Kılıçdaroğlu ise göreve gelir gelmez ilk iş olarak başta Önder Sav olmak üzere çoğu ‘dinozor’ olarak tabir edilen yönetim kadrolarını tasfiye ederek, partide  “ikinci adam”lığa izin vermedi.

Böylece tam 13 yıl boyunca partiyi “tek adam” olarak yönetti.

Koltuğuna göz diken kim varsa kolundan tuttuğu gibi partiden attı.

4-5 Kasım tarihlerinde yapılan ve delege pazarlıkları ile kirli para iddiaları gölgesinde gerçekleşen CHP’nin 38’inci Olağan Kurultayı’nda ise yeni bir dönem açılmış oldu.

Artık “gölge lider” ve ondan icazet alan “birinci adam” devri başladı.

Özgür Özel, oturtulduğu “kaptan köşkü”nde kendisine verilen sufleleri tekrarlarken, makine dairesinde hummalı çalışmalar yürüten Ekrem İmamoğlu, CHP’nin kılcal damarlarına sirayet ederek partiyi adım adım ele geçiriyor.

Davul Özel’in boynunda asılı duruyor ama tokmağı elinde tutan İmamoğlu, CHP’de dilediği nameyi çalıyor.

Normalde tarihin "birinci adam" üzerinden yazılması gerekirken, Özgür Özel sürekli ikinci planda kalarak İmamoğlu güzellemesi yapıyor.

Dün Osmaniye'de halka seslenen Özel, “Ekrem Başkanla kasketleri taktık.

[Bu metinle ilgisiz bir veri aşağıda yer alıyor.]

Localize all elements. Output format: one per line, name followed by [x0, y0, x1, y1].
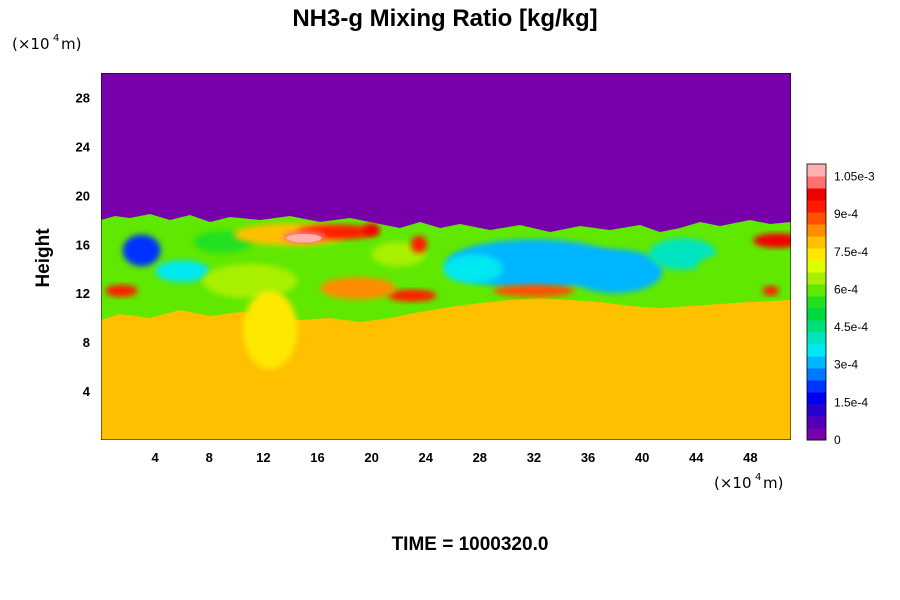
y-tick-labels: 4 8 12 16 20 24 28	[76, 90, 91, 399]
svg-text:(×10: (×10	[12, 35, 50, 53]
x-tick-label: 48	[743, 450, 757, 465]
x-tick-label: 12	[256, 450, 270, 465]
colorbar-band	[807, 224, 826, 237]
heatmap-field	[101, 73, 791, 440]
colorbar-labels: 0 1.5e-4 3e-4 4.5e-4 6e-4 7.5e-4 9e-4 1.05e-3	[834, 170, 875, 447]
mixing-blob	[320, 277, 396, 300]
mixing-blob	[105, 284, 138, 297]
mixing-blob	[363, 223, 380, 236]
chart-title: NH3-g Mixing Ratio [kg/kg]	[292, 5, 597, 32]
y-tick-label: 12	[76, 286, 90, 301]
colorbar-band	[807, 344, 826, 357]
svg-text:4: 4	[755, 472, 761, 483]
x-tick-label: 24	[418, 450, 433, 465]
colorbar-label: 1.5e-4	[834, 395, 868, 409]
mixing-blob	[696, 252, 778, 285]
colorbar-band	[807, 164, 826, 177]
mixing-blob	[762, 285, 779, 296]
svg-text:m): m)	[763, 474, 783, 492]
y-tick-label: 24	[76, 139, 91, 154]
mixing-blob	[753, 233, 791, 248]
colorbar-band	[807, 308, 826, 321]
colorbar-band	[807, 236, 826, 249]
mixing-blob	[443, 254, 503, 284]
mixing-blob	[493, 284, 575, 297]
colorbar-band	[807, 392, 826, 405]
svg-text:m): m)	[61, 35, 81, 53]
y-axis-unit-label: (×10 4 m)	[12, 33, 81, 53]
colorbar-band	[807, 428, 826, 441]
x-tick-labels: 4 8 12 16 20 24 28 32 36 40 44 48	[152, 450, 758, 465]
mixing-blob	[410, 235, 428, 253]
colorbar-label: 7.5e-4	[834, 245, 868, 259]
colorbar-band	[807, 284, 826, 297]
x-tick-label: 32	[527, 450, 541, 465]
colorbar-label: 6e-4	[834, 282, 858, 296]
y-tick-label: 16	[76, 237, 90, 252]
lower-region	[101, 296, 791, 440]
colorbar-band	[807, 320, 826, 333]
colorbar-band	[807, 200, 826, 213]
x-tick-label: 16	[310, 450, 324, 465]
colorbar-label: 4.5e-4	[834, 320, 868, 334]
svg-text:(×10: (×10	[714, 474, 752, 492]
colorbar-band	[807, 248, 826, 261]
x-tick-label: 40	[635, 450, 649, 465]
mixing-blob	[387, 289, 437, 302]
colorbar-band	[807, 176, 826, 189]
x-tick-label: 44	[689, 450, 704, 465]
mixing-blob	[202, 263, 298, 299]
colorbar-band	[807, 380, 826, 393]
x-axis-unit-label: (×10 4 m)	[714, 472, 783, 492]
x-tick-label: 28	[473, 450, 487, 465]
colorbar-frame	[806, 163, 827, 441]
mixing-blob	[567, 249, 663, 294]
colorbar-label: 0	[834, 433, 841, 447]
colorbar-label: 1.05e-3	[834, 170, 875, 184]
colorbar-band	[807, 260, 826, 273]
peak-patch	[286, 233, 322, 243]
colorbar-band	[807, 356, 826, 369]
colorbar-label: 3e-4	[834, 358, 858, 372]
colorbar-band	[807, 272, 826, 285]
mixing-blob	[122, 234, 161, 267]
colorbar-band	[807, 416, 826, 429]
svg-text:4: 4	[53, 33, 59, 44]
x-tick-label: 4	[152, 450, 160, 465]
x-tick-label: 20	[364, 450, 378, 465]
y-tick-label: 28	[76, 90, 90, 105]
y-tick-label: 4	[83, 384, 91, 399]
x-tick-label: 36	[581, 450, 595, 465]
colorbar-band	[807, 212, 826, 225]
colorbar-label: 9e-4	[834, 207, 858, 221]
colorbar-band	[807, 332, 826, 345]
colorbar-band	[807, 188, 826, 201]
y-tick-label: 8	[83, 335, 90, 350]
colorbar-band	[807, 368, 826, 381]
time-label: TIME = 1000320.0	[392, 534, 549, 555]
mixing-blob	[155, 260, 210, 283]
colorbar-band	[807, 296, 826, 309]
x-tick-label: 8	[206, 450, 213, 465]
colorbar	[806, 163, 827, 441]
colorbar-band	[807, 404, 826, 417]
y-axis-label: Height	[33, 228, 54, 288]
mixing-blob	[243, 290, 298, 370]
mixing-blob	[648, 238, 717, 270]
y-tick-label: 20	[76, 188, 90, 203]
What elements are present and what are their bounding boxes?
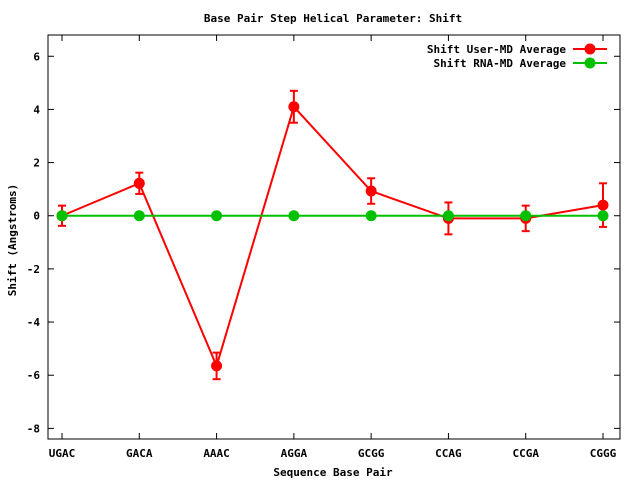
legend-swatch-marker: [584, 57, 596, 69]
data-point: [442, 210, 454, 222]
data-point: [288, 210, 300, 222]
data-point: [597, 210, 609, 222]
data-point: [288, 101, 300, 113]
legend-label: Shift User-MD Average: [427, 43, 566, 56]
y-tick-label: -2: [27, 263, 40, 276]
data-point: [597, 199, 609, 211]
axis-ticks: -8 -6 -4 -2 0 2 4 6 UGAC GACA AAAC AGGA GCGG CCAG CCGA…: [27, 35, 620, 460]
y-tick-label: 0: [33, 210, 40, 223]
x-tick-label: CGGG: [590, 447, 617, 460]
y-tick-label: -8: [27, 422, 40, 435]
legend-item: Shift RNA-MD Average: [434, 57, 607, 70]
x-tick-label: AAAC: [203, 447, 230, 460]
x-tick-label: UGAC: [49, 447, 76, 460]
series-layer: [56, 89, 609, 381]
legend-item: Shift User-MD Average: [427, 43, 607, 56]
legend-label: Shift RNA-MD Average: [434, 57, 567, 70]
x-tick-label: GACA: [126, 447, 153, 460]
x-tick-label: CCGA: [512, 447, 539, 460]
x-tick-label: CCAG: [435, 447, 462, 460]
data-point: [211, 210, 223, 222]
y-tick-label: 2: [33, 157, 40, 170]
x-tick-label: AGGA: [281, 447, 308, 460]
y-tick-label: 4: [33, 103, 40, 116]
data-point: [520, 210, 532, 222]
data-point: [365, 210, 377, 222]
series-2: [56, 210, 609, 222]
y-tick-label: -4: [27, 316, 41, 329]
legend-swatch-marker: [584, 43, 596, 55]
y-axis-label: Shift (Angstroms): [6, 184, 19, 297]
y-tick-label: 6: [33, 50, 40, 63]
series-1: [56, 89, 609, 381]
plot-frame: [47, 34, 621, 440]
data-point: [211, 360, 223, 372]
x-tick-label: GCGG: [358, 447, 385, 460]
y-tick-label: -6: [27, 369, 41, 382]
data-point: [133, 177, 145, 189]
data-point: [56, 210, 68, 222]
data-point: [133, 210, 145, 222]
series-line: [61, 104, 604, 369]
chart-title: Base Pair Step Helical Parameter: Shift: [204, 12, 462, 25]
data-point: [365, 185, 377, 197]
x-axis-label: Sequence Base Pair: [273, 466, 393, 479]
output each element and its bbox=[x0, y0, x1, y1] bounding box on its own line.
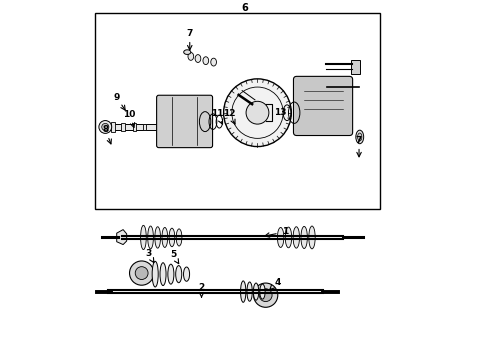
Ellipse shape bbox=[260, 284, 265, 299]
Circle shape bbox=[102, 123, 109, 131]
Ellipse shape bbox=[293, 227, 299, 248]
Ellipse shape bbox=[162, 228, 168, 247]
Text: 3: 3 bbox=[145, 249, 151, 258]
Text: 9: 9 bbox=[114, 93, 120, 102]
Circle shape bbox=[135, 267, 148, 279]
Text: 12: 12 bbox=[223, 109, 236, 118]
Polygon shape bbox=[117, 230, 127, 244]
Ellipse shape bbox=[195, 55, 201, 62]
Ellipse shape bbox=[176, 229, 182, 246]
Text: 13: 13 bbox=[274, 108, 287, 117]
Text: 4: 4 bbox=[274, 278, 280, 287]
Ellipse shape bbox=[147, 226, 153, 249]
Ellipse shape bbox=[356, 130, 364, 144]
Circle shape bbox=[129, 261, 154, 285]
FancyBboxPatch shape bbox=[294, 76, 353, 135]
Bar bbox=[133, 123, 137, 131]
Ellipse shape bbox=[203, 57, 209, 64]
Ellipse shape bbox=[176, 266, 182, 283]
Ellipse shape bbox=[285, 227, 292, 248]
Text: 11: 11 bbox=[211, 109, 223, 118]
Ellipse shape bbox=[358, 133, 362, 141]
Ellipse shape bbox=[184, 267, 190, 281]
Text: 1: 1 bbox=[282, 228, 288, 237]
Text: 2: 2 bbox=[198, 283, 205, 292]
Text: 5: 5 bbox=[170, 250, 176, 259]
Ellipse shape bbox=[241, 281, 246, 302]
Ellipse shape bbox=[277, 228, 284, 247]
Ellipse shape bbox=[168, 264, 174, 284]
Circle shape bbox=[246, 101, 269, 124]
Bar bbox=[96, 13, 380, 209]
Text: 8: 8 bbox=[102, 125, 109, 134]
Ellipse shape bbox=[152, 261, 158, 287]
Ellipse shape bbox=[169, 228, 175, 247]
Circle shape bbox=[253, 283, 278, 307]
Circle shape bbox=[223, 79, 292, 147]
Ellipse shape bbox=[141, 225, 147, 249]
Ellipse shape bbox=[184, 50, 191, 54]
Circle shape bbox=[259, 289, 272, 302]
Ellipse shape bbox=[188, 53, 194, 60]
Text: 10: 10 bbox=[123, 110, 136, 119]
Ellipse shape bbox=[253, 283, 259, 300]
Ellipse shape bbox=[247, 282, 252, 301]
Bar bbox=[111, 122, 116, 132]
Text: 7: 7 bbox=[187, 29, 193, 38]
Text: 7: 7 bbox=[356, 136, 362, 145]
Ellipse shape bbox=[309, 226, 315, 249]
FancyBboxPatch shape bbox=[157, 95, 213, 148]
Bar bbox=[143, 124, 146, 130]
Bar bbox=[121, 123, 125, 131]
Ellipse shape bbox=[211, 58, 217, 66]
Circle shape bbox=[99, 121, 112, 133]
Ellipse shape bbox=[155, 227, 161, 248]
Bar bbox=[351, 60, 360, 73]
Ellipse shape bbox=[301, 226, 307, 248]
Ellipse shape bbox=[160, 263, 166, 285]
Text: 6: 6 bbox=[242, 3, 248, 13]
Polygon shape bbox=[100, 124, 159, 130]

Türkiye Cumhuriyeti'ni tekrar Atatürk'ün partisi yönetene kadar hep beraber çok çalışacağız” diyordu.

Halı sahada çocuklarla futbol oynarken bile bir şut çektikten sonra,

“Bi de Ekrem Başkan atsın bakalım” diyerek, küçücük çocuklardan topu Ekrem İmamoğlu’na vermelerini istiyordu.

İpleri daha en başından kaptıran Özel, bir yandan “velinimeti” İmamoğlu’na iltifat yağdırırken, diğer yandan henüz ilk haftasını doldurmadan tarihi bir çarka imza attı.

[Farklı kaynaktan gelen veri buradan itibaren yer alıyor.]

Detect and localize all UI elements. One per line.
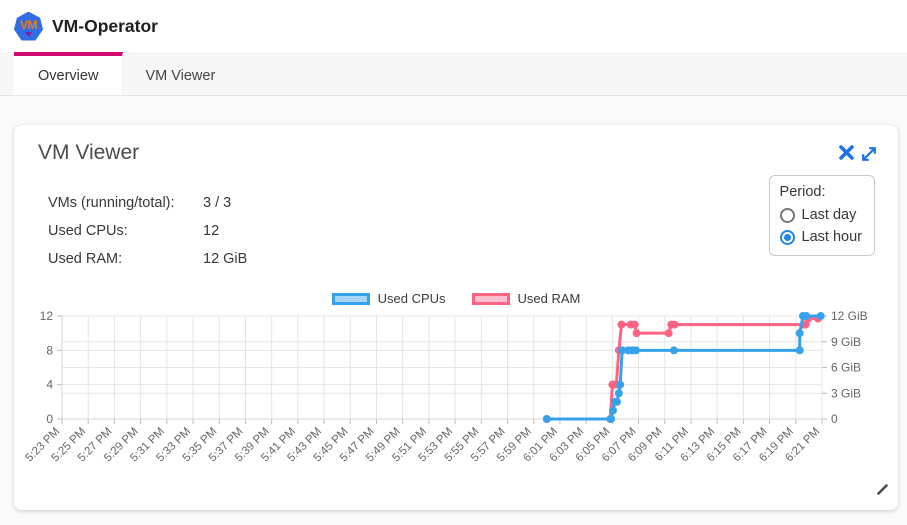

Genel Başkan seçildiği 4 Kasım’da, “belediye başkan adaylarının ön seçimle” belirleneceğine dair namus sözü veren Özel, 7 gün sonra…

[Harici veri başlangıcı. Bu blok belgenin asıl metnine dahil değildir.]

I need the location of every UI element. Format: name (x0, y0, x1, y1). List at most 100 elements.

Sırf İmamoğlu’nun istediği isimler aday gösterilsin diye “sonucuna uyulacak temayül” uygulamasına gideceklerini söyleyerek, namus sözünü çiğnedi.

Yetmedi…

Yeni A Takımı'nı İmamoğlu’na yakın isimlerle doldurdu.

CHP'nin kasasını, çalıştığı şirkete İETT’den ballı ihaleler koparan Özgür Karabat'a teslim etti.

İstanbul’u yüzüstü bırakıp Özgür Özel'in peşinde il il dolaşan İmamoğlu ise sürekli "lider benim" pozu veriyor.

16 Nisan 2017 referandumu sonrası Kılıçdaroğlu’nun devirmek için Selin Sayek Böke ve Veli Ağbaba ile CHP’de “eşbaşkanlık” sistemini hayata geçirmeye çalışan Özel’in gözlerinin içine baka baka, CHP’nin lideri ve fiili “eşbaşkanı” gibi davranıyor.

Yetmiyor, yandaşlara verdiği röportajlarda, “Değişim süreci devam edecek" diyerek Özgür Özel'i bekleyen sona işaret ediyor.

Hani, “CHP’nin Genel Başkanları bir nevi seçilmiş taht varisleri” idi.

Hâlbuki Özgür Özel bir haftadır tahtın varisi gibi değil de bekçisi gibi davranıyor.

İsmet Özel’in “Neredeyizim” kitabında okumuştum…

Orada, “Siyaset, dönen dolapların içinde dolap çevirmektir” yazıyordu…

İmamoğlu da sözde siyaset adına CHP’de fena dolaplar çeviriyor ama…

O koltuğu nasıl oturtulduğunu bildiğimiz Özgür Özel hala olan bitene gözlerini kapatıp, kendince “lidercilik” oynuyor.

Gözlerini açtığında ise iş işten geçmiş olacak!